Ensinger Putnam adding three turnkey work cells
- 694 Views Industries
- Justine Speedie
Roger Renstrom, Plastics News
May 05, 2015
Ensinger Putnam Precision Molding ordered three turnkey work cells from Wittmann Kunststoffgeräte
and anticipates having them operational by mid-summer.
Ensinger Putnam signed purchase orders at NPE 2015 in Orlando, Florida, in March and projects
expending about $600,000 (€541,754) for three all-electric Battenfeld injection moulding machines of
61,121 and 198 tons and a plethora of auxiliary equipment.
“We assembled a team starting almost 10 months ago, and that culminated with the purchase of the three
work cells,” said Matt McKenney, general manager of Ensinger Putnam.
“We looked at a number of manufacturers from around the globe and found that the best solution was in
our own back yard,” he said.
Slightly more than 70 miles separate the Ensinger Putnam site in Putnam, Connecticut, and the
equipment supplier’s US location, Wittmann Battenfeld, in Torrington, Connecticut.
The auxiliary equipment includes six Tempro basic C200 temperature control units, three DryMax
E30/70 dryers, six FeedMax S3 integral loaders, three MAS2 conventional granulators, two W818 servo
robots and one W808 servo robot.
“This customer takes advantage of us being a full-line supplier,” said Markus Klaus, manager of the US
injection moulding machine division for Wittmann Battenfeld.
Wittmann is manufacturing most of the equipment in Austria and will ship the components to the
12,000-square-foot Torrington facility for assembly of the complete work cells, testing to the customer’s
specifications and conducting trials using Ensinger Putnam-supplied moulds.
Wittmann is building the automation components in the United States, Klaus said.
“We will train the customer on running the equipment in our technical centre,” Klaus said. “After one
week of production and customer acceptance, we will disassemble the equipment and relocate it to
Putnam.”
The project excites McKenney.
“The training facilities are state of the art, and the spare parts inventory is quite impressive,” McKenney
said. “What swayed the team most of all, beyond the quality of the product, was the ability to have all
the equipment related to an injection moulding cell manufactured by one company.
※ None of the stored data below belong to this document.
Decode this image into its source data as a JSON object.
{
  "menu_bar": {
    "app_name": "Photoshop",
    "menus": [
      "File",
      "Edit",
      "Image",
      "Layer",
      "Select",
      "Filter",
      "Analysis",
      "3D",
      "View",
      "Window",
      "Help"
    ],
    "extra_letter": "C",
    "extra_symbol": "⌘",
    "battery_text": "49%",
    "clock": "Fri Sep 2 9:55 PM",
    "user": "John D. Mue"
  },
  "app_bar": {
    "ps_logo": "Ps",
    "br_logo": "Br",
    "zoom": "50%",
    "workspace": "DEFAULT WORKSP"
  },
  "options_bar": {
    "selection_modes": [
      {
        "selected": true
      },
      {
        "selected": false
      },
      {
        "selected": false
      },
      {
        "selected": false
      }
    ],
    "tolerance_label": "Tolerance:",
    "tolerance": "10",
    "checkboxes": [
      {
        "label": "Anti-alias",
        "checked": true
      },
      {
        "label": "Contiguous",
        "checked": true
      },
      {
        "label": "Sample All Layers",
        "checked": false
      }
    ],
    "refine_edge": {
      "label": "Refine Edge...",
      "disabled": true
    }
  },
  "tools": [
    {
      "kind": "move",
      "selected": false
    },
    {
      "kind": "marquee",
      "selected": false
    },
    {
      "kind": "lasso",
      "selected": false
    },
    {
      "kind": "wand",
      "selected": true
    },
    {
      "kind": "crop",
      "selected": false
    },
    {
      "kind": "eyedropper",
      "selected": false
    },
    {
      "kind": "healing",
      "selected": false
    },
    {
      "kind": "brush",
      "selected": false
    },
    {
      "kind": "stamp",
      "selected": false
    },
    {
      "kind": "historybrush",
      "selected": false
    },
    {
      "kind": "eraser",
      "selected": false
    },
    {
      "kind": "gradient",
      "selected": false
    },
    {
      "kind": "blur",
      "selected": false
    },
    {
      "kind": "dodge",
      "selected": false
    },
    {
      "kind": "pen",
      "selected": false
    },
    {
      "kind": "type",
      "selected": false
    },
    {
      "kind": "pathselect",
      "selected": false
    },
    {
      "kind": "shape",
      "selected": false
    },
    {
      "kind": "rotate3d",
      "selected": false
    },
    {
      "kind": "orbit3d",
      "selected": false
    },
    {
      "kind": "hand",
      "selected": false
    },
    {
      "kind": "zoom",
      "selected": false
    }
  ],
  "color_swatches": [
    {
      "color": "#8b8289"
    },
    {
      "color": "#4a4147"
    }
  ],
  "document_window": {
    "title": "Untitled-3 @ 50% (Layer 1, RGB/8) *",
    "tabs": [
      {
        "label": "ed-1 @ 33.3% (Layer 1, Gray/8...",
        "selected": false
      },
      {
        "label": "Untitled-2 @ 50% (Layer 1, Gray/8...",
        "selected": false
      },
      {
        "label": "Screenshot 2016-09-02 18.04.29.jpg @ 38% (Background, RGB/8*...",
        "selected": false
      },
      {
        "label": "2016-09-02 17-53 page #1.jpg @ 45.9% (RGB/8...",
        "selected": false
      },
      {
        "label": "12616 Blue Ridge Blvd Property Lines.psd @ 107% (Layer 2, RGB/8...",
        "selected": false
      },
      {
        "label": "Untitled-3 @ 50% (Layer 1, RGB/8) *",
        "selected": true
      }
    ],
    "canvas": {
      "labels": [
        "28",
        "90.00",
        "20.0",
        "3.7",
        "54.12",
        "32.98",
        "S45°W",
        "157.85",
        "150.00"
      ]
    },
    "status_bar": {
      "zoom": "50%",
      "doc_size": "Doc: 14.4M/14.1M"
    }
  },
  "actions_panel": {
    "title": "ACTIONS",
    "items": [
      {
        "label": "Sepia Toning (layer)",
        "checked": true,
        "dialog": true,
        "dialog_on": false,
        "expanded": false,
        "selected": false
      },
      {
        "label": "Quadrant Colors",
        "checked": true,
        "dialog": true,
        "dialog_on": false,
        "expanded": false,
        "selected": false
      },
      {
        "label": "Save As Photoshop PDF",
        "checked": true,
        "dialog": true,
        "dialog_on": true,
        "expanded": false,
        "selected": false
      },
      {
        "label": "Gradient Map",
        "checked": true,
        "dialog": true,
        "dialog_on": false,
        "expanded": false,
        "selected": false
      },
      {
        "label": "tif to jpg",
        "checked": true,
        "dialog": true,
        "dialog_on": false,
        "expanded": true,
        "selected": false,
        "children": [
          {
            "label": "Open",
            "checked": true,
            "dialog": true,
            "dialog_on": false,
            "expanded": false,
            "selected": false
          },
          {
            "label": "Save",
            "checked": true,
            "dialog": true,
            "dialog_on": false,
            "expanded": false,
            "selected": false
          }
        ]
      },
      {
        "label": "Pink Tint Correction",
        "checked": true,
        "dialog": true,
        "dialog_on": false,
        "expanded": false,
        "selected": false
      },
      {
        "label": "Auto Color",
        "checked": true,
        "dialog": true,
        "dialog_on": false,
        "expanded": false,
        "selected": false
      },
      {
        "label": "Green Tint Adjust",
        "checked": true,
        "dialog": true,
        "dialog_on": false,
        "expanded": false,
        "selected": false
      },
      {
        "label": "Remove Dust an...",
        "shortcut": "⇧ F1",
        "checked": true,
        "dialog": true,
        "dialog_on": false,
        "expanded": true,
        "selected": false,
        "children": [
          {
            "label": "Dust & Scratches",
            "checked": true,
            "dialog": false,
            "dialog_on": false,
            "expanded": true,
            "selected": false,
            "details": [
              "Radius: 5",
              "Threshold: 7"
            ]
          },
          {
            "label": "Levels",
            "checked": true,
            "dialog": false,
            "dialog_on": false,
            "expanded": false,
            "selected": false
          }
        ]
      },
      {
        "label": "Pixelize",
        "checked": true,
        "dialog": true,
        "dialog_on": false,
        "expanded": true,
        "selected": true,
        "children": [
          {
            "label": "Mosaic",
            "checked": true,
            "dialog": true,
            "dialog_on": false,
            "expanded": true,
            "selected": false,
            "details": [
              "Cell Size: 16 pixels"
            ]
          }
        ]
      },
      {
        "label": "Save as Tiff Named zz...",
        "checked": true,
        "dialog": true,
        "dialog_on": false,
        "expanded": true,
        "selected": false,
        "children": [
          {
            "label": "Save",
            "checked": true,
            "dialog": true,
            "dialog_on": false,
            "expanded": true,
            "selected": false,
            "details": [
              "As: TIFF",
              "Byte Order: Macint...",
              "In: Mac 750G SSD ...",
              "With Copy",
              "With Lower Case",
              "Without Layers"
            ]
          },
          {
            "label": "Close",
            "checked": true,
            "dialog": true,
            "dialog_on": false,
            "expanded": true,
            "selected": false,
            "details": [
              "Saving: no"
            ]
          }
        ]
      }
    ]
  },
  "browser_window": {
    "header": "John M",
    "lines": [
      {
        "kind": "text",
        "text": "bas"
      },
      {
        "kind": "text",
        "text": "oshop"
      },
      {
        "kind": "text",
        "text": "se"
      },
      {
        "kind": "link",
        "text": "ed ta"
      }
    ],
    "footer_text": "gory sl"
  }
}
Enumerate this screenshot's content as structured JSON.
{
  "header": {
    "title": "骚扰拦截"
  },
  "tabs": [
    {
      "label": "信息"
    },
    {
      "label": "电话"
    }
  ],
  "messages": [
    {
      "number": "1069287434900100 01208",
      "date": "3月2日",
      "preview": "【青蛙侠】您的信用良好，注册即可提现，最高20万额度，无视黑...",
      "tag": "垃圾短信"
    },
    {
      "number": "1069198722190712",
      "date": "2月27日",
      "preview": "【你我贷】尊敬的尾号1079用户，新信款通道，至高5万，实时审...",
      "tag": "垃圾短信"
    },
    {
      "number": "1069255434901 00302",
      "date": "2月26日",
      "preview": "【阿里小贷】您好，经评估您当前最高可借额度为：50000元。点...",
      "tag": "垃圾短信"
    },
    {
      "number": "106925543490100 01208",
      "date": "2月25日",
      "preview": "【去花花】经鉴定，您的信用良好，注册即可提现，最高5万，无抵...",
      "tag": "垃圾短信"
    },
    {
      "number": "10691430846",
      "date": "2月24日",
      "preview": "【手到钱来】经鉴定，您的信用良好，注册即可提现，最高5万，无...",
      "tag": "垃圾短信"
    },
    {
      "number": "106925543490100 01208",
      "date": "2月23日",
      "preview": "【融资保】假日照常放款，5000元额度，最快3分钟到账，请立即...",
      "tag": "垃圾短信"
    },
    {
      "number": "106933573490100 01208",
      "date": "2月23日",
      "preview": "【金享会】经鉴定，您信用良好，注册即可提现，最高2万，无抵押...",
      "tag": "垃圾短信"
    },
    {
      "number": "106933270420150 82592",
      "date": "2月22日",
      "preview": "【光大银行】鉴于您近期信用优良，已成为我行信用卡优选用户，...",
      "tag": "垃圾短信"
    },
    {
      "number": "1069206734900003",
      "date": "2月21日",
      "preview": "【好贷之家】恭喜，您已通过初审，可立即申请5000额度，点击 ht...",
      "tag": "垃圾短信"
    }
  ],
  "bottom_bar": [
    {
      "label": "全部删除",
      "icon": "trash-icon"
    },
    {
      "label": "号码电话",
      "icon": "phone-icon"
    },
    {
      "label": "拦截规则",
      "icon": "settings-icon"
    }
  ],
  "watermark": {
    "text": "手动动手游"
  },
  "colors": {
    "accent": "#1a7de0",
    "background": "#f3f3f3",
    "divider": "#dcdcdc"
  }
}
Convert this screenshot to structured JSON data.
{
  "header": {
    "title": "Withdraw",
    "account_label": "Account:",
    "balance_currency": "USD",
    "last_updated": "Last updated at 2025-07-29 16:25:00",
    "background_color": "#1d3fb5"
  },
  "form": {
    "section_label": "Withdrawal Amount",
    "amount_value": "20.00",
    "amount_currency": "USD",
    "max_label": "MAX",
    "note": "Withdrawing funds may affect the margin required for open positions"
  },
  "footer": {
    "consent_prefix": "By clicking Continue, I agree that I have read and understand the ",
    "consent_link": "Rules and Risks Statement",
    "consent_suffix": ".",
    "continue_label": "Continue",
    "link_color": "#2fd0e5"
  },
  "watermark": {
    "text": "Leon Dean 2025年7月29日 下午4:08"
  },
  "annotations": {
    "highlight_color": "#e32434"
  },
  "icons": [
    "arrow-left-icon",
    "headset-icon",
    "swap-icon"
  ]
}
This makes the line
of communication very clear and will lead, we believe, to a great long-term partnership.”
Ensinger Putnam employs 66, occupies 66,000 square feet and operates 20 injection moulding machines
of 40-500 tons.
“We will immediately be taking two machines off line and eventually a third so that our total number of
machines will remain at 20,” McKenney said.
The processor will configure its floor use and incorporate lean manufacturing techniques to maximize
productivity and workflow.
Of existing equipment, “the average age is currently 18 years,” he said. “With the retirement of two
older machines and the addition of these three [Battenfelds], we will have an average machine age of 14
years.”
McKenney noted Ensinger Putnam’s newer equipment including six of 12 Nisseis and an Engel are of a
similar technology to the Wittmann Battenfeld presses “except that these are the first all-electric
machines in the fleet.”
For Ensinger Putnam, “injection moulding is around 80% of our business with the balance being spin
casting and plastic part machining,” McKenney said. End markets include aerospace, automotive,
business equipment, industrial and medical.
The business has existed under various identities for 81 years, was one of the first companies to mould
nylon in the 1940s and was the original and, initially, the sole US distributor and service centre for
Battenfeld presses in the 1950s. The company moved to Putnam in 1966, and ultimate parent Ensinger
acquired Putnam Precision Molding in 1996.
Nufringen, Germany-based Ensinger employs about 2,100, has annual sales of about $437m (€395m)
and operates 28 production and sales locations globally. The firm’s first foreign subsidiary, Ensinger,
has its headquarters in Washington, Pennsylvania.
In addition to the Connecticut operation, other Ensinger US divisions extrude and cast stock shapes and
make sheet, rod and tube in Washington, Pennsylvania; extrude thin-gauge sheet, coil, strip and punched
parts in Bensalem, Pennsylvania; compression mould shapes and parts in Houston; and custom cast
nylon parts and near-net shapes in Grenloch, New Jersey.